Газета воздушной армии призывала:
«Воздушный воин! Ты помнишь Курскую Дугу. Пылающий Белгород, дымное небо над Прохоровкой. Теперь под твоим самолетом старинный Львов, Станислав, Рогатин. Теперь ты гораздо сильней, чем год назад, перед тобой враг, не раз уже отступавший под силой твоих ударов. С ужасом ждущий грядущего возмездия за совершенные им преступления. Пусть же не знает враг пощады, он пришел, чтобы грабить твою страну. Пусть же найдет здесь свою смерть!»

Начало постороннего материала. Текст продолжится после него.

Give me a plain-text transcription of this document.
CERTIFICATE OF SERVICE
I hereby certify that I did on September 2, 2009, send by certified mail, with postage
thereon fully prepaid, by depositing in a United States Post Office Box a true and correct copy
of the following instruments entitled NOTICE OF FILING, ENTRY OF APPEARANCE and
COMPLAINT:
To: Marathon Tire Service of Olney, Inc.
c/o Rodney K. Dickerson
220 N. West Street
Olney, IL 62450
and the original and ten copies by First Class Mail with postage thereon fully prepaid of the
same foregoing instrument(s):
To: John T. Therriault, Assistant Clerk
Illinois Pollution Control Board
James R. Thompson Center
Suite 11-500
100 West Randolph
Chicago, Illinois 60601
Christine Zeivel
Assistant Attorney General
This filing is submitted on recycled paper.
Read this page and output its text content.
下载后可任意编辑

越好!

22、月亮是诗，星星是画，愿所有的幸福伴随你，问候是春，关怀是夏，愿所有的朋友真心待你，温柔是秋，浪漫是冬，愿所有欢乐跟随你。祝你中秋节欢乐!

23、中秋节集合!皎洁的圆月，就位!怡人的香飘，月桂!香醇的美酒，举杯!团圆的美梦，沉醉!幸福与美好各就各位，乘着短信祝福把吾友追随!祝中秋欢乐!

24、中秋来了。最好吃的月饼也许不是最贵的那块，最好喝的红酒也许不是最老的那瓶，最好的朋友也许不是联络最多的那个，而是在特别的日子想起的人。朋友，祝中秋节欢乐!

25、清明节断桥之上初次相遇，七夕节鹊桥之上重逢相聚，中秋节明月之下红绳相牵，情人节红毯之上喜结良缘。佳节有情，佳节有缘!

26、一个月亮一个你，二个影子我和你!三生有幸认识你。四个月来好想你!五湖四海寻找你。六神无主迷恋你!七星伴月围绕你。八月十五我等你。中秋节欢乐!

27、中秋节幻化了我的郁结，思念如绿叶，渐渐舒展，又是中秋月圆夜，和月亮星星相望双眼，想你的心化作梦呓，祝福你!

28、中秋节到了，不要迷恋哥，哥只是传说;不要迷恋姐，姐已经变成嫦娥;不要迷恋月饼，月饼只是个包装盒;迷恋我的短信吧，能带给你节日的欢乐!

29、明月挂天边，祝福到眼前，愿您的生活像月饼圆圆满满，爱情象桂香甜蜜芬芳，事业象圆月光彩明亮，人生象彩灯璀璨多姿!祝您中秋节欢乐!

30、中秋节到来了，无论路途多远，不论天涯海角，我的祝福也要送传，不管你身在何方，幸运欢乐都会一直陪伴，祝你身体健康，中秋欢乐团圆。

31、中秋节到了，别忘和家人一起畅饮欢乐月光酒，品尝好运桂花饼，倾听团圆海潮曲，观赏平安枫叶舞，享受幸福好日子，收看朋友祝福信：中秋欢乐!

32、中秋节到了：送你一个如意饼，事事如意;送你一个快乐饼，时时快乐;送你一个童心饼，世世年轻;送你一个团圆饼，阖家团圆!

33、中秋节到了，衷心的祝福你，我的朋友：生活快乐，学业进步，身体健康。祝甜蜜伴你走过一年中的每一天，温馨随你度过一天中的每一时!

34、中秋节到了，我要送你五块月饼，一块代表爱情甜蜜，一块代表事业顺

Гитлеровцы предпринимали все меры, чтобы сорвать наступление наших войск на Львовском и Раворусском направлениях. Противник подтягивал резервы. Крупные танковые соединения, в сопровождении пехоты, контратаковали в районах Золочева-Плугово наши наступавшие части. И опять на помощь пехоте пришла авиация. В воздух подняли все эскадрильи Второго гвардейского корпуса. «ИЛы» штурмовали танки, пехоту противника. Непрерывные атаки с воздуха продолжались полных два часа. Один полк штурмовиков сменял другой. Клубился огненный вал. Горели окружающие лесные постройки, танки, машины, казалось, что горела сама вставшая дыбом земля.
В огненный этот ад свою долю противотанковых бомб, снарядов, эресов вносила и наша эскадрилья. Атакуя, я ликовал, я всей душой чувствуя превосходство над врагом и бил, бил его.
Впоследствии, уже в мирное время, я прочитал в чьих-то мемуарах печальные воспоминания немецкого генерала Мелентина. «В тот день наша 8-я танковая дивизия, двигавшаяся колоннами, была атакована русскими штурмовиками и понесла огромные потери. Все надежды на контратаку рухнули».